Responding to the comments from his customers that the mesh on the silk was too fine, Sullivan developed sachets made of gauze - the first purpose-made tea bags. During the 1920s these were developed for commercial production, and the bags grew in popularity in the USA. Made first of all from gauze and later from paper, they came in two sizes, a larger bag for the pot, a smaller one for the cup. The features that we still recognise today were already in place - a string that hung over the side so the bag could be removed easily, with a decorated tag on the end.
The material shortages of WW2 also stalled the mass adoption of tea bags in Britain, and it was not until the 1950s that they really took off. Tea bags gained popularity on the grounds that they removed the need to empty out the used tea leaves from the tea pot. The convenience factor was more important to the British tea-drinker than the desire to control the length of infusion time, hence the appearance of tea bags that did not have strings attached.
It was Tetley in 1953 that drove the introduction of tea bags in Britain, but other companies soon caught up. In the early 1960s, tea bags made up less than 3 per cent of the British market, but this has been growing steadily ever since. By 2007 tea bags made up a phenomenal 96 per cent of the British market, and there can hardly be a home or workplace in Britain that does not have a stash of the humble, but vital, tea bag

TEA ADVISORY PANEL FACTS

  • Approximately 40% of the nation's fluid intake today will be tea
  • Tea without milk has no calories. Using semi-skimmed milk adds around 13 calories per cup, but you also benefit from valuable minerals and calcium.
  • Four cups of tea with milk provides 21% of daily calcium requirement.
  • Tea is a source of the minerals manganese, essential for bone growth and body development, and potassium, vital for maintaining body fluid levels.
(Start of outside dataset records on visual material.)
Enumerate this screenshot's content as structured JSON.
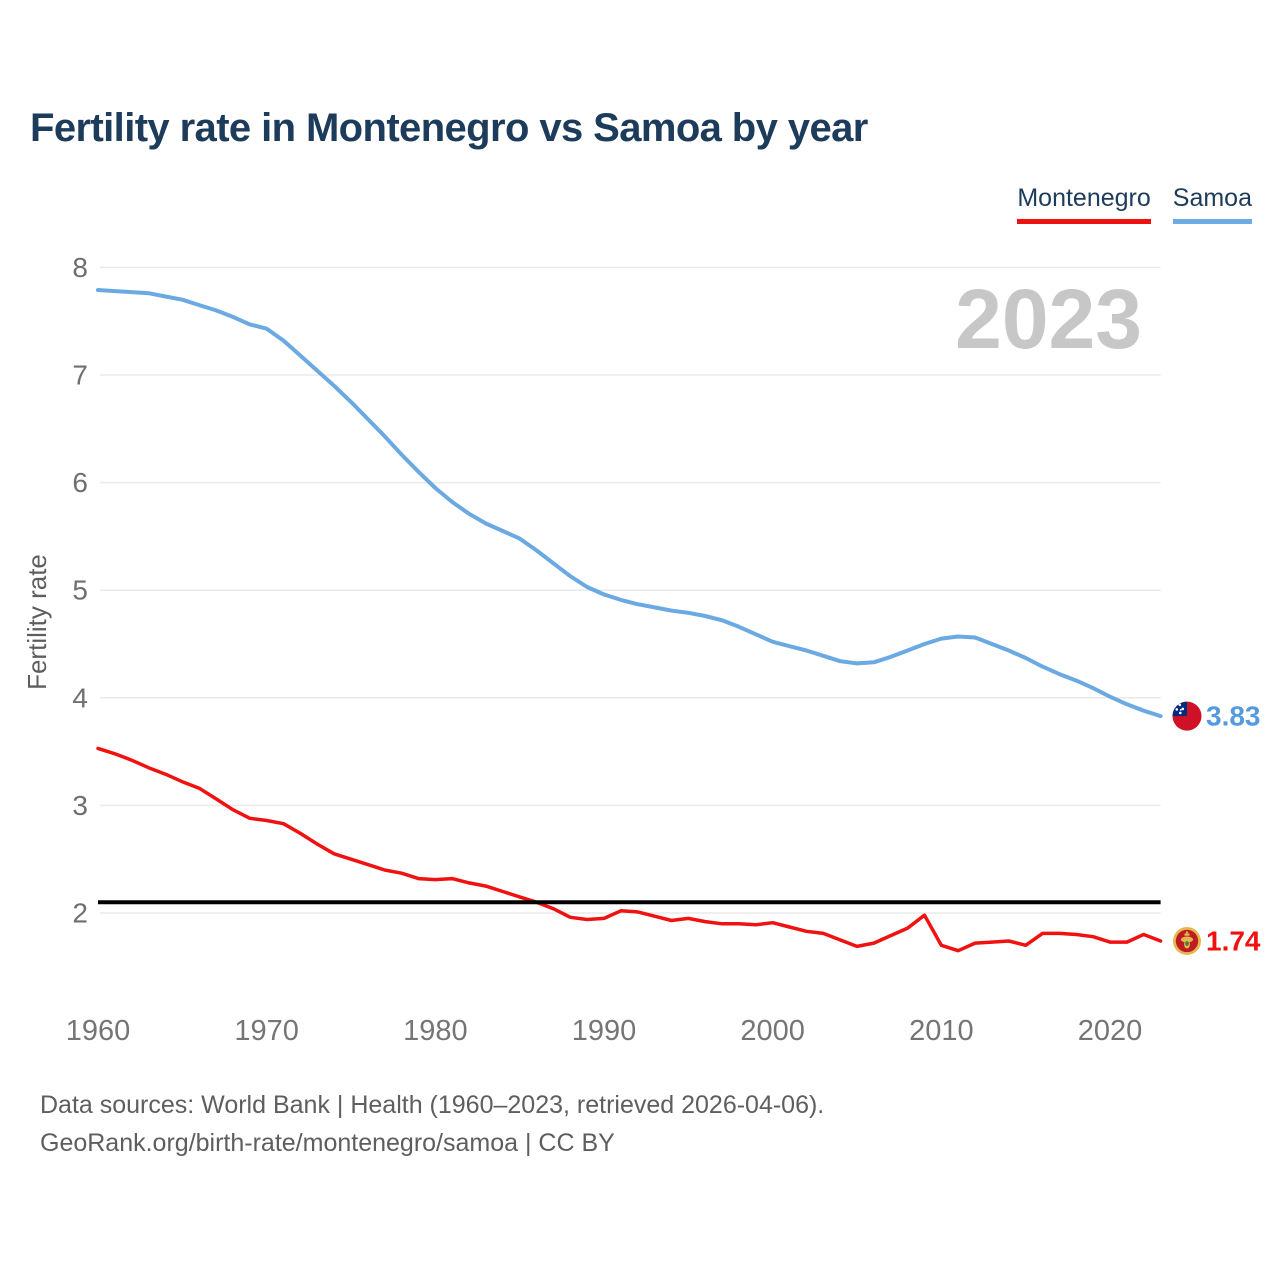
{
  "title": "Fertility rate in Montenegro vs Samoa by year",
  "legend": {
    "montenegro": "Montenegro",
    "samoa": "Samoa"
  },
  "watermark": "2023",
  "footer": {
    "line1": "Data sources: World Bank | Health (1960–2023, retrieved 2026-04-06).",
    "line2": "GeoRank.org/birth-rate/montenegro/samoa | CC BY"
  },
  "chart_data": {
    "type": "line",
    "title": "Fertility rate in Montenegro vs Samoa by year",
    "xlabel": "",
    "ylabel": "Fertility rate",
    "x_ticks": [
      1960,
      1970,
      1980,
      1990,
      2000,
      2010,
      2020
    ],
    "y_ticks": [
      2,
      3,
      4,
      5,
      6,
      7,
      8
    ],
    "xlim": [
      1960,
      2023
    ],
    "ylim": [
      1.5,
      8.3
    ],
    "grid": true,
    "legend_position": "top-right",
    "annotation": "2023",
    "reference_line": {
      "value": 2.1,
      "color": "#000000"
    },
    "x": [
      1960,
      1961,
      1962,
      1963,
      1964,
      1965,
      1966,
      1967,
      1968,
      1969,
      1970,
      1971,
      1972,
      1973,
      1974,
      1975,
      1976,
      1977,
      1978,
      1979,
      1980,
      1981,
      1982,
      1983,
      1984,
      1985,
      1986,
      1987,
      1988,
      1989,
      1990,
      1991,
      1992,
      1993,
      1994,
      1995,
      1996,
      1997,
      1998,
      1999,
      2000,
      2001,
      2002,
      2003,
      2004,
      2005,
      2006,
      2007,
      2008,
      2009,
      2010,
      2011,
      2012,
      2013,
      2014,
      2015,
      2016,
      2017,
      2018,
      2019,
      2020,
      2021,
      2022,
      2023
    ],
    "series": [
      {
        "name": "Samoa",
        "color": "#6aa9e1",
        "label_color": "#549ade",
        "end_label": "3.83",
        "flag": "samoa-flag-icon",
        "values": [
          7.79,
          7.78,
          7.77,
          7.76,
          7.73,
          7.7,
          7.65,
          7.6,
          7.54,
          7.47,
          7.43,
          7.32,
          7.18,
          7.04,
          6.9,
          6.75,
          6.59,
          6.43,
          6.26,
          6.1,
          5.95,
          5.82,
          5.71,
          5.62,
          5.55,
          5.48,
          5.37,
          5.25,
          5.13,
          5.03,
          4.96,
          4.91,
          4.87,
          4.84,
          4.81,
          4.79,
          4.76,
          4.72,
          4.66,
          4.59,
          4.52,
          4.48,
          4.44,
          4.39,
          4.34,
          4.32,
          4.33,
          4.38,
          4.44,
          4.5,
          4.55,
          4.57,
          4.56,
          4.5,
          4.44,
          4.37,
          4.29,
          4.22,
          4.16,
          4.09,
          4.01,
          3.94,
          3.88,
          3.83
        ]
      },
      {
        "name": "Montenegro",
        "color": "#f01111",
        "label_color": "#f01111",
        "end_label": "1.74",
        "flag": "montenegro-flag-icon",
        "values": [
          3.53,
          3.48,
          3.42,
          3.35,
          3.29,
          3.22,
          3.16,
          3.06,
          2.96,
          2.88,
          2.86,
          2.83,
          2.74,
          2.64,
          2.55,
          2.5,
          2.45,
          2.4,
          2.37,
          2.32,
          2.31,
          2.32,
          2.28,
          2.25,
          2.2,
          2.15,
          2.1,
          2.04,
          1.96,
          1.94,
          1.95,
          2.02,
          2.01,
          1.97,
          1.93,
          1.95,
          1.92,
          1.9,
          1.9,
          1.89,
          1.91,
          1.87,
          1.83,
          1.81,
          1.75,
          1.69,
          1.72,
          1.79,
          1.86,
          1.98,
          1.7,
          1.65,
          1.72,
          1.73,
          1.74,
          1.7,
          1.81,
          1.81,
          1.8,
          1.78,
          1.73,
          1.73,
          1.8,
          1.74
        ]
      }
    ],
    "style": {
      "grid_color": "#eaeaea",
      "axis_text_color": "#757575",
      "y_axis_title_color": "#5e5e5e",
      "watermark_color": "#c7c7c7"
    }
  }
}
  • The average cup of tea contains less than half the level of caffeine than coffee. One cup contains only 50mg per 190ml cup.
  • Tea is a natural source of fluoride and drinking four cups makes a significant contribution to your daily intake. (Only 11% of UK water supply has fluoride added.)
  • Green and black teas are from the same plant, Camelia sinensis, and contain similar amounts of antioxidants and caffeine.
Final 20 facts:
  • The British have been drinking tea for nearly 400 years 
  • Tea breaks are traditions that have been with us for approximately 200 years. Initially when workers commenced their day at around 5 or 6am, employers allowed a break in the morning when food and tea were served. Some employers repeated the break in the afternoon as well 
  • Tea costs approximately 3p per cup to make. Coffee costs 6.5p 
  • Over 50% of our tea comes from East Africa – Kenya, Malawi, Zimbabwe 
  • The UK drinks 165 million cups per day - 62 billion cups per year 
  • There are estimated to be about 1,500 different varieties of tea 
  • In a recent study, 80% of staff claim they find out more about what's going on at work over a cup of tea than in any other way 
  • Average consumption is 3 cups per day 
  • 70% of population (over 10 years) drank tea yesterday 
  • 95% of tea is consumed in tea bags 
  • 86% of tea is consumed at home, 14% out of home 
  • Over 25% of milk consumed in UK is taken with tea 
  • 98% of people take milk with tea 
  • 45% of people take sugar with their tea 
  • There is an estimated 1,500 different types of tea 
  • Britain is the second largest nation of tea drinkers per capita. Ireland is the first. 
  • Solid blocks of tea were used as money in Siberia until the 19th century. 
  • Tea contains half the amount of caffeine than coffee. 
  • Tea is a natural source of fluoride that can help protect against tooth decay and gum disease. 
  • By the mid 18th century tea replaced ale & gin as the drink of the masses to become Britain's most popular beverage.